Decisão restabelece a aplicação uniforme das novas regras para os principais operadores do mercado de benefícios alimentação e refeição
O Tribunal Regional Federal da 3ª Região (TRF-3) decidiu, em 24 de fevereiro de 2026, suspender as liminares que haviam afastado, para algumas empresas intermediárias, a aplicação das novas regras do Decreto nº 12.712/2025 no âmbito do Programa de Alimentação do Trabalhador (PAT), conforme decisão proferida no processo nº 5002984-36.2026.4.03.0000.
A decisão atendeu a pedido da União e restabeleceu a eficácia do decreto para as seguintes empresas e processos:
- Ticket Serviços S.A.
Processo nº 5001002-20.2026.4.03.6100 (12ª Vara Federal Cível de São Paulo) - VR Benefícios e Serviços de Processamento S.A.
Processo nº 5001130-40.2026.4.03.6100 (7ª Vara Federal Cível de São Paulo) - Pluxee Benefícios Brasil S.A.
Processo nº 5001853-59.2026.4.03.6100 (10ª Vara Federal Cível de São Paulo) - Vegas Card do Brasil Cartões de Crédito Ltda.
Processo nº 5000157-80.2026.4.03.6134 (1ª Vara Federal de Americana) - Alelo S.A.
Processo nº 5000163-57.2026.4.03.6144 (2ª Vara Federal de Barueri)
No caso da UP Brasil Administração de Serviços Ltda. (Processo nº 5002257-77.2026.4.03.0000), o Tribunal não conheceu o pedido por questão de competência.
O que volta a valer com a suspensão das liminares:
Com a derrubada das liminares, as empresas acima voltam a se submeter integralmente às regras do Decreto nº 12.712/2025, entre elas:
- Teto para custo de transação (“taxa”) de no máximo 3,6%;
- Prazo máximo de 15 dias de liquidação financeira das transações junto aos estabelecimentos.
Consequências práticas:
A decisão restabelece a aplicação uniforme das novas regras para os principais operadores do mercado de benefícios alimentação e refeição.

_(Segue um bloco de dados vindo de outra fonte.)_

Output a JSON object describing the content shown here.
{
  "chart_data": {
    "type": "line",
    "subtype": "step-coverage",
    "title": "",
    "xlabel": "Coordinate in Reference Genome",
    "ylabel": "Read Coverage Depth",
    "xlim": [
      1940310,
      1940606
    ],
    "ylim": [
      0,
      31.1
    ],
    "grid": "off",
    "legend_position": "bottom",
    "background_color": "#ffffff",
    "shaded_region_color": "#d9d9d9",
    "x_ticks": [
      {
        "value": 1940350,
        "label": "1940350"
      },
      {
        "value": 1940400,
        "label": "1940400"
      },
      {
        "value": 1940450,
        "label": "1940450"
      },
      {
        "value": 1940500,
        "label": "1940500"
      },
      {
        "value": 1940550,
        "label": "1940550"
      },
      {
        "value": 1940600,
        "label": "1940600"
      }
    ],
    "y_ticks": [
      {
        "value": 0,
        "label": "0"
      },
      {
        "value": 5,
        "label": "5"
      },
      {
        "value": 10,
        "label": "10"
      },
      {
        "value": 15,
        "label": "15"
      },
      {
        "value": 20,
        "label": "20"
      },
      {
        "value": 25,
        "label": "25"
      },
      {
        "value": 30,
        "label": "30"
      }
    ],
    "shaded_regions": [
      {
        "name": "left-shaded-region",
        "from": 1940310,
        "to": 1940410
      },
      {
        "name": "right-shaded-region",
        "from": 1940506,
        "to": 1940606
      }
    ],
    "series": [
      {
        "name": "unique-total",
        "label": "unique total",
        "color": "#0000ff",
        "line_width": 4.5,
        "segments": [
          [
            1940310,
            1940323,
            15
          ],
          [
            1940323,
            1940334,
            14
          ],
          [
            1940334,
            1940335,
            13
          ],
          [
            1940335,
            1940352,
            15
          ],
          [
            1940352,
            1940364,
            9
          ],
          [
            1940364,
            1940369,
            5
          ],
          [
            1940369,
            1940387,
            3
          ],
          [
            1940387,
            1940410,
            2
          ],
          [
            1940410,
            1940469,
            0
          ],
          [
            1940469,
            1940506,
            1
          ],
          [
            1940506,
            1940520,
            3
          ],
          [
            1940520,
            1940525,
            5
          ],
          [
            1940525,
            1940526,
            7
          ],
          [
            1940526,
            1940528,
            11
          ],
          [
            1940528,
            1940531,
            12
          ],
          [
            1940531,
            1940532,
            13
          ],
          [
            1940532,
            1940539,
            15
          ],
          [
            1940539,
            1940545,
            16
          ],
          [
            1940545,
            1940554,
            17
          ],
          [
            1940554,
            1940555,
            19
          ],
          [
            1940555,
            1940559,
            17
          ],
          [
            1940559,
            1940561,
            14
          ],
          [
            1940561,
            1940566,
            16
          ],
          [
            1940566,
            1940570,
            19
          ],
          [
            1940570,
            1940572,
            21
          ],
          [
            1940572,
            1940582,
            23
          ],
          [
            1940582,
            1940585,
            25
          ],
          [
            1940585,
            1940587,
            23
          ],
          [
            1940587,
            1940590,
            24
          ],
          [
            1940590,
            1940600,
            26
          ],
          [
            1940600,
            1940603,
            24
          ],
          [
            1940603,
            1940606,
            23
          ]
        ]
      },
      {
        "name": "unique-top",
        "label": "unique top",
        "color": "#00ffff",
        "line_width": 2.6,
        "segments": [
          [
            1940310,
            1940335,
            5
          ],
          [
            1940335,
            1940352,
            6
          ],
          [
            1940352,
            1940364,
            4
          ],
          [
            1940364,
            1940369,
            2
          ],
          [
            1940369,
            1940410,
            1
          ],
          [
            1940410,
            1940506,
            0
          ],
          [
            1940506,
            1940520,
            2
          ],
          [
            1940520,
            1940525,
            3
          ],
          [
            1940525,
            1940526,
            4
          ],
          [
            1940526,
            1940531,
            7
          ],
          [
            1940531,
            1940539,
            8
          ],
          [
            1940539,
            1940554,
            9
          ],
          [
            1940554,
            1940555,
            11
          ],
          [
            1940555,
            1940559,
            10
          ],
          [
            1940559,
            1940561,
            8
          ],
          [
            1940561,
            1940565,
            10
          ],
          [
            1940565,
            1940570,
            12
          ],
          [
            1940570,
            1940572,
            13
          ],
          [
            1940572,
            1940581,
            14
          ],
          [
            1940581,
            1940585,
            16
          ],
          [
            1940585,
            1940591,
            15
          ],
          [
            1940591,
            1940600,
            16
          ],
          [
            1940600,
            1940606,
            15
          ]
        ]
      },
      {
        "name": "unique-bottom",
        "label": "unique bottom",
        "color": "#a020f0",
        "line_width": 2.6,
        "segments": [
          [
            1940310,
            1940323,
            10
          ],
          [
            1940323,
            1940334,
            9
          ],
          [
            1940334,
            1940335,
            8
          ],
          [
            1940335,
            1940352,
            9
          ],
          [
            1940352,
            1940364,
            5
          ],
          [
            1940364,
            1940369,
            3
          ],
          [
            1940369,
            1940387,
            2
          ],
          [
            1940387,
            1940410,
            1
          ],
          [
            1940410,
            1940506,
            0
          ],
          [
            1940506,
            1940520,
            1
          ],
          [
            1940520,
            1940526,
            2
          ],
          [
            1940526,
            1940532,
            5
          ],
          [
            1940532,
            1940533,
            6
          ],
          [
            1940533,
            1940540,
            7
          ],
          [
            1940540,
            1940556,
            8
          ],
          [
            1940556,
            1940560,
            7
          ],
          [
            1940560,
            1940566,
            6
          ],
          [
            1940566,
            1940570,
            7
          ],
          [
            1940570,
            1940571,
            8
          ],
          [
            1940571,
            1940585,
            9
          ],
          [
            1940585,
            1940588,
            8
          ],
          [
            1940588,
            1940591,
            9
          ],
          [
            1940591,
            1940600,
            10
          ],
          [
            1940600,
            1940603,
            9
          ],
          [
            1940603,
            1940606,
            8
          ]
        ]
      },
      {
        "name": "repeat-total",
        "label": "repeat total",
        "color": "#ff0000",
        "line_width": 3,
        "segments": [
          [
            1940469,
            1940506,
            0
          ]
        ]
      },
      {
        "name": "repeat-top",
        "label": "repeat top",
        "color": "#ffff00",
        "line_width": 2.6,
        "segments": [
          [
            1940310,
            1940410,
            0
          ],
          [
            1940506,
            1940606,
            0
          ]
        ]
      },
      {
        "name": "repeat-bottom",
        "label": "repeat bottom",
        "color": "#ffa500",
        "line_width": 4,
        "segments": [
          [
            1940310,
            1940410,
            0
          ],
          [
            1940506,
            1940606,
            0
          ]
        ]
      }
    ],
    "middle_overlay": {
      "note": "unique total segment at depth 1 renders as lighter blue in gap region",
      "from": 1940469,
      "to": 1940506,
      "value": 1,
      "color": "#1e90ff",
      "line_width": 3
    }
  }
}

Segundo o TRF-3, a manutenção das liminares
gerava fragmentação regulatória, risco de desequilíbrio concorrencial e possível lesão à economia pública, ao permitir que parte relevante do setor operasse sob regime distinto.
Com isso, o Decreto nº 12.712/2025 volta a produzir efeitos para as empresas citadas, enquanto o mérito das ações seguirá sendo analisado nas instâncias competentes.
A ABRAS seguirá acompanhando o tema e manterá o setor informado sobre os próximos desdobramentos.